在trove架构设计(一)中讲举例了一个最简单的call模式(同步),这篇介绍复杂点的cast模式(异步模式),看看trove在处理耗时、等待的任务请求时如何处理
看看下图的工作流

image.png
上面的图不顺畅的话再看看这个流程图

image.png
我们举个创建实例的例子(trove create)
1.接受创建实例的请求。/trove/instance/service.py
class InstanceController(wsgi.Controller):
......
def create(self, req, body, tenant_id):
#此处省略若干参数准备的代码
......
instance = models.Instance.create(context, name, flavor_id,
image_id, databases, users,
datastore, datastore_version,
volume_size, backup_id,
availability_zone, nics,
configuration, slave_of_id,
replica_count=replica_count,
volume_type=volume_type,
modules=modules,
locality=locality,
region_name=region_name)
view = views.InstanceDetailView(instance, req=req)

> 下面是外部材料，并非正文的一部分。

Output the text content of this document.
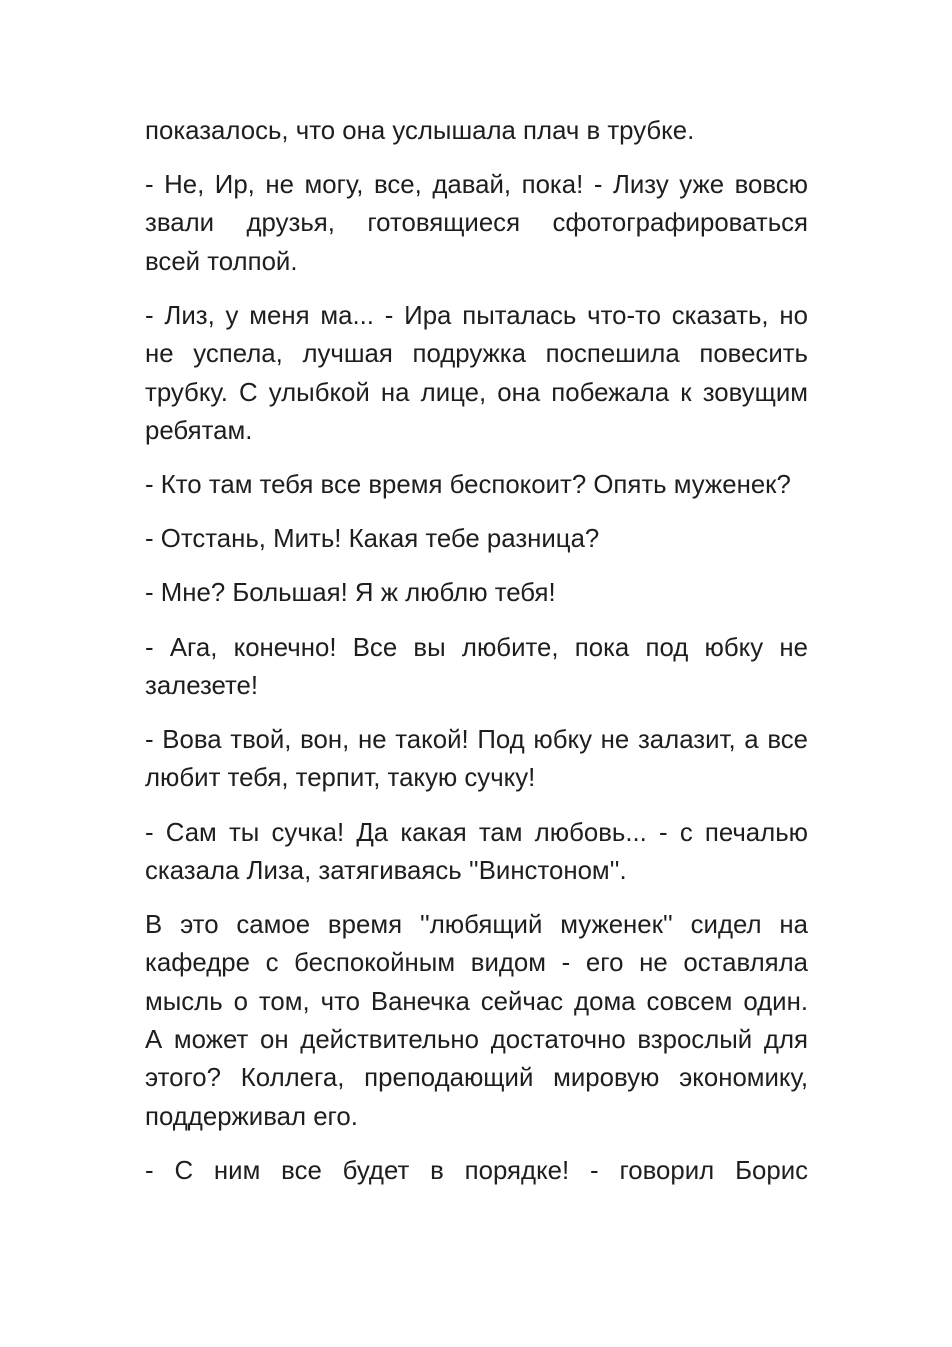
показалось, что она услышала плач в трубке.
- Не, Ир, не могу, все, давай, пока! - Лизу уже вовсю
звали друзья, готовящиеся сфотографироваться
всей толпой.
- Лиз, у меня ма... - Ира пыталась что-то сказать, но
не успела, лучшая подружка поспешила повесить
трубку. С улыбкой на лице, она побежала к зовущим
ребятам.
- Кто там тебя все время беспокоит? Опять муженек?
- Отстань, Мить! Какая тебе разница?
- Мне? Большая! Я ж люблю тебя!
- Ага, конечно! Все вы любите, пока под юбку не
залезете!
- Вова твой, вон, не такой! Под юбку не залазит, а все
любит тебя, терпит, такую сучку!
- Сам ты сучка! Да какая там любовь... - с печалью
сказала Лиза, затягиваясь ''Винстоном''.
В это самое время ''любящий муженек'' сидел на
кафедре с беспокойным видом - его не оставляла
мысль о том, что Ванечка сейчас дома совсем один.
А может он действительно достаточно взрослый для
этого? Коллега, преподающий мировую экономику,
поддерживал его.
- С ним все будет в порядке! - говорил Борис
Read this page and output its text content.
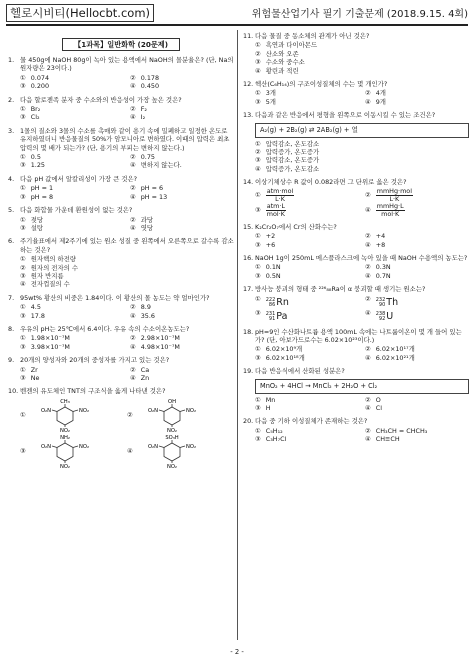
헬로시비티(Hellocbt.com)	위험물산업기사 필기 기출문제 (2018.9.15. 4회)
【1과목】일반화학 (20문제)
1. 물 450g에 NaOH 80g이 녹아 있는 용액에서 NaOH의 몰분율은? (단, Na의 원자량은 23이다.)
① 0.074	② 0.178
③ 0.200	④ 0.450
2. 다음 할로젠족 분자 중 수소와의 반응성이 가장 높은 것은?
① Br₂	② F₂
③ Cl₂	④ I₂
3. 1몰의 질소와 3몰의 수소를 촉매와 같이 용기 속에 밀폐하고 일정한 온도로 유지하였더니 반응물질의 50%가 암모니아로 변하였다. 이때의 압력은 최초 압력의 몇 배가 되는가? (단, 용기의 부피는 변하지 않는다.)
① 0.5	② 0.75
③ 1.25	④ 변하지 않는다.
4. 다음 pH 값에서 알칼리성이 가장 큰 것은?
① pH = 1	② pH = 6
③ pH = 8	④ pH = 13
5. 다음 화합물 가운데 환원성이 없는 것은?
① 젖당	② 과당
③ 설탕	④ 엿당
6. 주기율표에서 제2주기에 있는 원소 성질 중 왼쪽에서 오른쪽으로 갈수록 감소하는 것은?
① 원자핵의 하전량
② 원자의 전자의 수
③ 원자 반지름
④ 전자껍질의 수
7. 95wt% 황산의 비중은 1.84이다. 이 황산의 몰 농도는 약 얼마인가?
① 4.5	② 8.9
③ 17.8	④ 35.6
8. 우유의 pH는 25℃에서 6.4이다. 우유 속의 수소이온농도는?
① 1.98×10⁻⁷M	② 2.98×10⁻⁷M
③ 3.98×10⁻⁷M	④ 4.98×10⁻⁷M
9. 20개의 양성자와 20개의 중성자를 가지고 있는 것은?
① Zr	② Ca
③ Ne	④ Zn
10. 벤젠의 유도체인 TNT의 구조식을 옳게 나타낸 것은?
①
CH₃
O₂N	NO₂
NO₂
②
OH
O₂N	NO₂
NO₂
③
NH₂
O₂N	NO₂
NO₂
④
SO₃H
O₂N	NO₂
NO₂
11. 다음 물질 중 동소체의 관계가 아닌 것은?
① 흑연과 다이아몬드
② 산소와 오존
③ 수소와 중수소
④ 황린과 적린
12. 헥산(C₆H₁₄)의 구조이성질체의 수는 몇 개인가?
① 3개	② 4개
③ 5개	④ 9개
13. 다음과 같은 반응에서 평형을 왼쪽으로 이동시킬 수 있는 조건은?
A₂(g) + 2B₂(g) ⇄ 2AB₂(g) + 열
① 압력감소, 온도감소
② 압력증가, 온도증가
③ 압력감소, 온도증가
④ 압력증가, 온도감소
14. 이상기체상수 R 값이 0.082라면 그 단위로 옳은 것은?
①
atm·mol
L·K	②
mmHg·mol
L·K
③
atm·L
mol·K	④
mmHg·L
mol·K
15. K₂Cr₂O₇에서 Cr의 산화수는?
① +2	② +4
③ +6	④ +8
16. NaOH 1g이 250mL 메스플라스크에 녹아 있을 때 NaOH 수용액의 농도는?
① 0.1N	② 0.3N
③ 0.5N	④ 0.7N
17. 방사능 붕괴의 형태 중 ²²⁶₈₈Ra이 α 붕괴할 때 생기는 원소는?
① 222
86 Rn	② 232
90 Th
③ 231
91 Pa	④ 238
92 U
18. pH=9인 수산화나트륨 용액 100mL 속에는 나트륨이온이 몇 개 들어 있는가? (단, 아보가드로수는 6.02×10²³이다.)
① 6.02×10⁹개	② 6.02×10¹⁷개
③ 6.02×10¹⁸개	④ 6.02×10²¹개
19. 다음 반응식에서 산화된 성분은?
MnO₂ + 4HCl → MnCl₂ + 2H₂O + Cl₂
① Mn	② O
③ H	④ Cl
20. 다음 중 기하 이성질체가 존재하는 것은?
① C₅H₁₂	② CH₃CH = CHCH₃
③ C₃H₇Cl	④ CH≡CH
- 2 -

return wsgi.Result(view.data(), 200)
2.逻辑处理放在了同级目录的models.py,给程序员举了一个代码可读性的例子,同级目录还有个views.py,是专门处理返回值的,大家可以参考一下。/trove/instance/models.py
class Instance(BuiltInstance):
@classmethod
def create(cls, context, name, flavor_id, image_id, databases, users,
datastore, datastore_version, volume_size, backup_id,
availability_zone=None, nics=None,
configuration_id=None, slave_of_id=None, cluster_config=None,
replica_count=None, volume_type=None, modules=None,
locality=None, region_name=None):
#由于创建新实例、创建从节点、根据备份ID创建实例都集中在此api中,所以此处的逻辑判断略复杂
......
#向taskmanager服务发送创建实例的请求
task_api.API(context).create_instance(
instance_id, instance_name, flavor, image_id, databases, users,
datastore_version.manager, datastore_version.packages,
volume_size, backup_id, availability_zone, root_password,
nics, overrides, slave_of_id, cluster_config,
volume_type=volume_type, modules=module_list,
locality=locality)
3.taskmanager是一个基于MQ的RPC服务。/trove/taskmanager/api.py封装了RPC的client端
def create_instance(self, instance_id, name, flavor,
image_id, databases, users, datastore_manager,
packages, volume_size, backup_id=None,
availability_zone=None, root_password=None,
nics=None, overrides=None, slave_of_id=None,
cluster_config=None, volume_type=None,
modules=None, locality=None):
LOG.debug("Making async call to create instance %s " % instance_id)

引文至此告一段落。